Sanyo PLV-Z2000 Home Theater Projector Review
PLV-Z2000 User Memory Settings
Seven separate user savable modes, is more than enough. I usually complain that anything less than 4 is too few (unless the projector is near perfect out of the box). Seven, though does the trick for me, and should for you. Once you have created an optimum viewing setup, you can save it from the Image Adjust menu, on the 2nd screen.
PLV-Z2000 Projector - Remote Control
Sanyo offers up a very nicely laid out remote. It is medium, in terms of size, with the major controls and navigation in the top third, and tons of smaller buttons below. From the top:
Power is top left (press once for on, twice for off). Across from it, is the backlight button. Hit it, and all the buttons light up red. The red light is reasonably bright, although it’s not as good a choice of color for making out the text on the buttons, as some others. Still, the backlight scheme overall, is better than most. (I hate dim backlights.)
Between those two buttons, and slightly below, is a Reset button. I’m not a fan of Reset buttons being in the “middle of the action”, but I never managed to hit it accidently, so, maybe it’s just fine.
Next comes the Menu button on the left, and complementary Back button to the right. Immediately below are the four arrow keys for navigation, in a circular layout, with the enter (labeled “OK”) in the center.
Below the arrow keys to the left, is Screen, for toggling through the aspect ratio choices, and opposite it, the Info button, which brings up all the info I mentioned in the Menu section above..
That takes us to the array of small buttons. Moving down the remote on the far left are separate buttons for each source. That, by the way, is a nice way to do it.
To the right of the first source button are two image mode buttons. The first lets you toggle through the seven presets, and the second, through the seven user savable modes.
Below those two, a series of buttons allowing direct access to control brightness, contrast, sharpness, color temp, color saturation, and also a button marked Image Adjust, which lets you toggle through each of those adjustment areas.
Four more buttons, and we’re done. Down toward the bottom, one for toggling between lamp modes (bright, low, A1, A2 dynamic modes), a Logo button for bringing up a user savable logo, a Freeze frame, and lastly, a No Show button for muting the screen.

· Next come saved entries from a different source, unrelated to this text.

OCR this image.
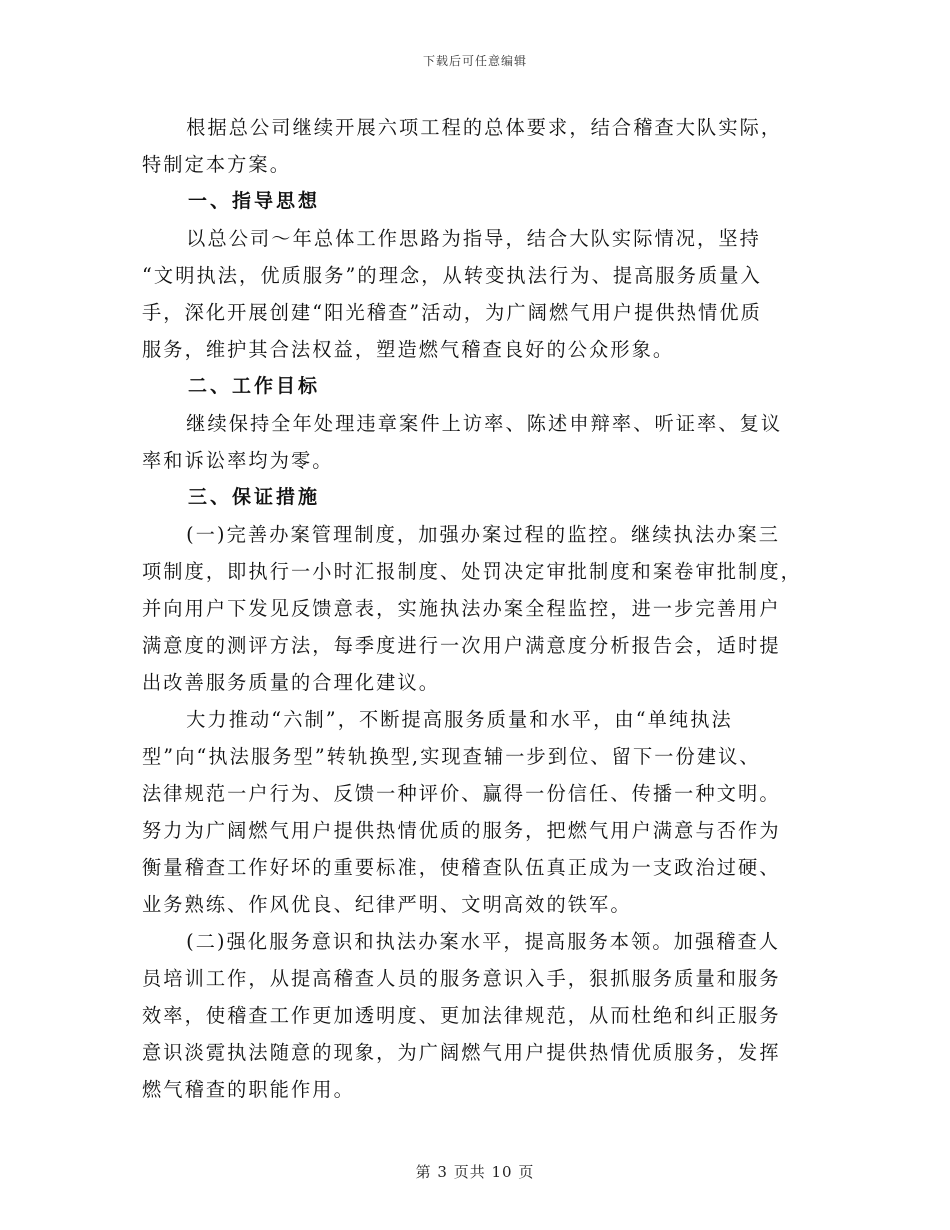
下载后可任意编辑

根据总公司继续开展六项工程的总体要求，结合稽查大队实际，
特制定本方案。

一、指导思想

以总公司～年总体工作思路为指导，结合大队实际情况，坚持
“文明执法，优质服务”的理念，从转变执法行为、提高服务质量入
手，深化开展创建“阳光稽查”活动，为广阔燃气用户提供热情优质
服务，维护其合法权益，塑造燃气稽查良好的公众形象。

二、工作目标

继续保持全年处理违章案件上访率、陈述申辩率、听证率、复议
率和诉讼率均为零。

三、保证措施

(一)完善办案管理制度，加强办案过程的监控。继续执法办案三
项制度，即执行一小时汇报制度、处罚决定审批制度和案卷审批制度，
并向用户下发见反馈意表，实施执法办案全程监控，进一步完善用户
满意度的测评方法，每季度进行一次用户满意度分析报告会，适时提
出改善服务质量的合理化建议。

大力推动“六制”，不断提高服务质量和水平，由“单纯执法
型”向“执法服务型”转轨换型,实现查辅一步到位、留下一份建议、
法律规范一户行为、反馈一种评价、赢得一份信任、传播一种文明。
努力为广阔燃气用户提供热情优质的服务，把燃气用户满意与否作为
衡量稽查工作好坏的重要标准，使稽查队伍真正成为一支政治过硬、
业务熟练、作风优良、纪律严明、文明高效的铁军。

(二)强化服务意识和执法办案水平，提高服务本领。加强稽查人
员培训工作，从提高稽查人员的服务意识入手，狠抓服务质量和服务
效率，使稽查工作更加透明度、更加法律规范，从而杜绝和纠正服务
意识淡霓执法随意的现象，为广阔燃气用户提供热情优质服务，发挥
燃气稽查的职能作用。

第 3 页共 10 页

Overall, a very good remote, better than the majority. It also had good range. By comparison, I found it to be a much better remote than that from the competing Optoma HD80 / HD8000.
PLV-Z2000 Lens Throw and Lens Shift
The Sanyo PLV-Z2000 has a 2:1 zoom lens which is typical for home theater projectors using LCD technology.
In order o fill a 100″ diagonal 16:9 screen, the front of the projector needs to be between 9 feet 10 inches, and 20 feet.
The Sanyo has excellent vertical and horizontal lens shift range, although the manual doesn’t provide specifics other than a poorly labeled chart. It looks like the vertical lens shift is +/- 100%, which means that the bottom of the screen image can be one half screen height above the top of the lens (or if ceiling mounting the lens can be 1/2 screen height above the top of the screen surface). For that same 100″ diagonal 16:9 screen, I estimate that the projector (measured from the center of the lens), can be placed approximately 24.5 inches below the screen surface, or the same amount above the top of the screen surface, or anyhere, in between. Those who are ceiling mounting and have higher ceilings, will appreciate the huge vertical lens shift, as it will mean you can keep the projector up higher, so that it doesn’t have to hang down on as long a pole, as almost any other projector would require.
As always, use of horizontal lens shift impacts the range of vertical lens shift, but since few people need more than a couple of inches of horizontal shift, it shouldn’t be an issue.
Both the lamp and filter can be changed without removing the projector from a ceiling mount (assuming you are using one.) Access to both are on the back of the PLV-Z2000.